I went upstairs to my bedroom, got on a stepladder, and reached up high into my closet. I easily located the loaded 9 mm handgun. It was heavier than I remembered. I stared at it for a few seconds, then made my way with the weapon down three flights of stairs to my first-floor foyer. The gun felt so strange in my hand. I didn’t hold it tightly; I carried it as if it were a dirty diaper or a piece of rotten food. I held it out and away. It made a clunking noise as I set it on the mantel of my entryway fireplace. I stood there, staring at it. I remember wondering how people do it. Do they put it to their temple and pull the trigger? Do they put it in their mouth? That made more sense to me; I didn’t want to miss. If I pointed it into my mouth, I probably wouldn’t miss.
I said a prayer to God to forgive me and to understand why I couldn’t go on anymore like this. I begged God to realize that I would never be able to fit into the life that I’d created. I hoped that God would realize that I would never be accepted.
I picked up the gun and put the end of it in my mouth. It was cold. I held it steady and got my right thumb on the trigger and prepared to pull it by pushing it outward. I looked up into the mirror, the one built into the mantel. I struggle now to fully explain what I saw staring back at me. My mouth stretched open with the end of a gun in it…My eyes were wide open, bigger than they’d ever been. It occurred to me that I wasn’t crying. Don’t people cry when they kill themselves? I recall thinking, “What if I do this and somehow my eyes stay open and whoever discovers me here sees my eyes like that?” So I closed my eyes …thumb still on the trigger. My mind went a million miles
a minute. I thought of my family, my dogs, my friends, my fans, the sun, a kiss from Julia, and music. Then I heard a noise.
It was the sound of my heart, pounding in my head. It grew louder and louder and I just knew that something was about to happen. I couldn’t stand here in my foyer with my eyes closed and a gun in my mouth forever. Then it happened—I started to cry. I opened my eyes and looked in that mirror as the tears poured out. I took the gun out of my mouth, put it back up on the mantel, and headed up to the third floor. I climbed in bed and stayed there for the next two days.

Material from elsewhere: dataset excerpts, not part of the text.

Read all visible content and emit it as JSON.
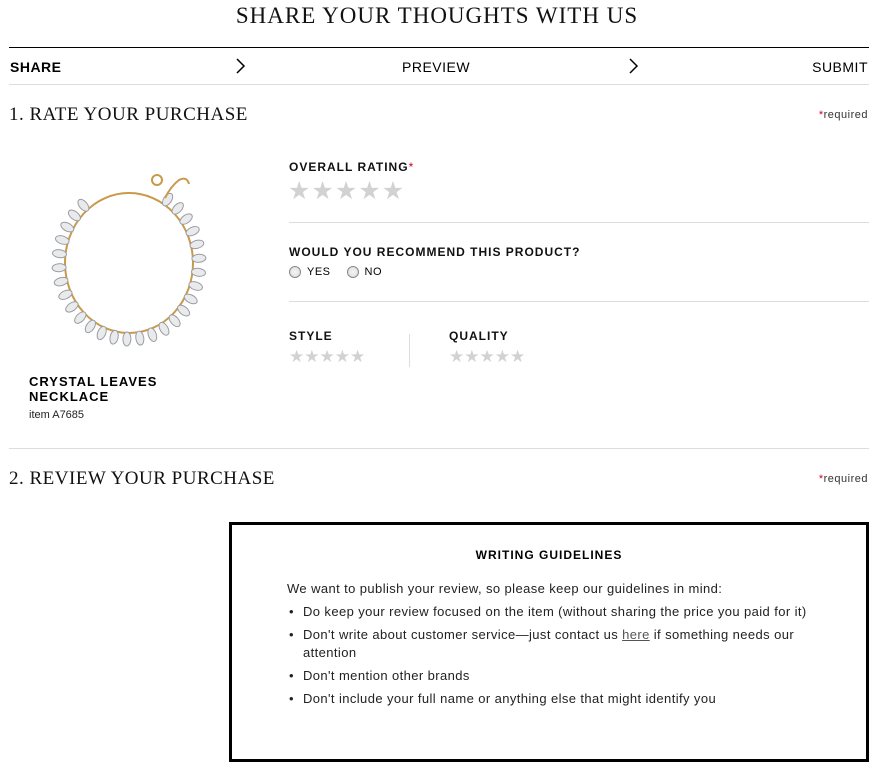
{
  "page": {
    "title": "SHARE YOUR THOUGHTS WITH US"
  },
  "steps": [
    {
      "label": "SHARE"
    },
    {
      "label": "PREVIEW"
    },
    {
      "label": "SUBMIT"
    }
  ],
  "section1": {
    "heading": "1. RATE YOUR PURCHASE",
    "required_marker": "*",
    "required_label": "required"
  },
  "product": {
    "name": "CRYSTAL LEAVES NECKLACE",
    "item_number": "item A7685"
  },
  "overall_rating": {
    "label": "OVERALL RATING",
    "required_marker": "*",
    "value": 0,
    "max": 5
  },
  "recommend": {
    "question": "WOULD YOU RECOMMEND THIS PRODUCT?",
    "options": [
      "YES",
      "NO"
    ]
  },
  "style_rating": {
    "label": "STYLE",
    "value": 0,
    "max": 5
  },
  "quality_rating": {
    "label": "QUALITY",
    "value": 0,
    "max": 5
  },
  "section2": {
    "heading": "2. REVIEW YOUR PURCHASE",
    "required_marker": "*",
    "required_label": "required"
  },
  "guidelines": {
    "title": "WRITING GUIDELINES",
    "intro": "We want to publish your review, so please keep our guidelines in mind:",
    "item1": "Do keep your review focused on the item (without sharing the price you paid for it)",
    "item2_before": "Don't write about customer service—just contact us ",
    "item2_link": "here",
    "item2_after": " if something needs our attention",
    "item3": "Don't mention other brands",
    "item4": "Don't include your full name or anything else that might identify you"
  },
  "colors": {
    "required": "#d0021b",
    "star_empty": "#d2d2d2",
    "rule": "#dddddd"
  },
  "icons": {
    "step_separator": "chevron-right-icon",
    "star": "star-icon"
  }
}
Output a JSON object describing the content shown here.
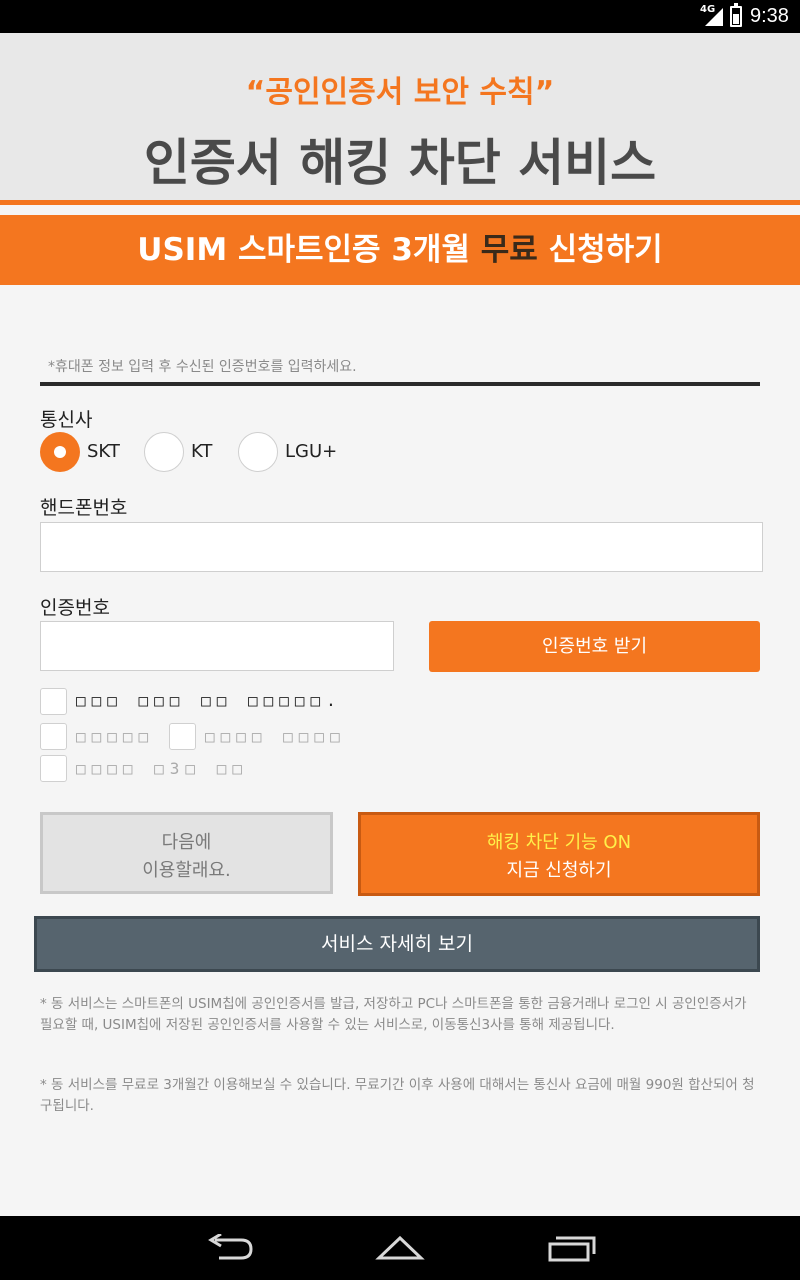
{
  "status_bar": {
    "network": "4G",
    "time": "9:38"
  },
  "header": {
    "subtitle": "“공인인증서 보안 수칙”",
    "title": "인증서 해킹 차단 서비스"
  },
  "banner": {
    "text_before": "USIM 스마트인증 3개월 ",
    "text_highlight": "무료",
    "text_after": " 신청하기"
  },
  "form": {
    "notice": "*휴대폰 정보 입력 후 수신된 인증번호를 입력하세요.",
    "carrier_label": "통신사",
    "carriers": [
      "SKT",
      "KT",
      "LGU+"
    ],
    "selected_carrier": "SKT",
    "phone_label": "핸드폰번호",
    "phone_value": "",
    "code_label": "인증번호",
    "code_value": "",
    "get_code_button": "인증번호 받기",
    "agree_all": "□□□ □□□ □□ □□□□□.",
    "agree_1": "□□□□□",
    "agree_2": "□□□□ □□□□",
    "agree_3": "□□□□ □3□ □□"
  },
  "actions": {
    "later_line1": "다음에",
    "later_line2": "이용할래요.",
    "apply_line1": "해킹 차단 기능 ON",
    "apply_line2": "지금 신청하기",
    "detail_button": "서비스 자세히 보기"
  },
  "footnotes": {
    "note1": "* 동 서비스는 스마트폰의 USIM칩에 공인인증서를 발급, 저장하고 PC나 스마트폰을 통한 금융거래나 로그인 시 공인인증서가 필요할 때, USIM칩에 저장된 공인인증서를 사용할 수 있는 서비스로, 이동통신3사를 통해 제공됩니다.",
    "note2": "* 동 서비스를 무료로 3개월간 이용해보실 수 있습니다. 무료기간 이후 사용에 대해서는 통신사 요금에 매월 990원 합산되어 청구됩니다."
  },
  "colors": {
    "accent": "#f4761f",
    "dark_button": "#56646e",
    "highlight": "#fff04a"
  }
}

Dear God, please don’t let me be gay. I promise to be a good person. I promise not to lie. I promise not to steal. I promise to always believe in you. I promise to do all the things you ask me to do. Please take it away. In your name I pray. Amen.
I
said this prayer every single day of my life since the third grade. The words changed over the years, but the sentiment remained the same. The prayer was as much a part of me as my brown eyes, my long toes, and the chicken pox scar in the middle of my forehead.
I don’t remember a time when I didn’t believe in God. And I hardly remember a time when I didn’t know I was different. Slowly, I would learn that difference was something to be hated and feared. For most of my thirty-nine years, I’ve hidden my sexuality because I thought I had to. I was a small-town girl with a dream of moving to Nashville and becoming a famous country singer. The dream came true. But for all my success, I was left wrestling with a secret that could destroy everything I’d built. For decades, I swore I’d take that secret to my grave. Even as I write this, only a handful of people beyond my family and closest friends know that I am gay. But I’m done with hiding. I’m a proud Kansan, a loving daughter, sister, and friend, a child of God, and a lesbian. I was raised to know the difference between right and wrong. Telling my story is the right thing to do.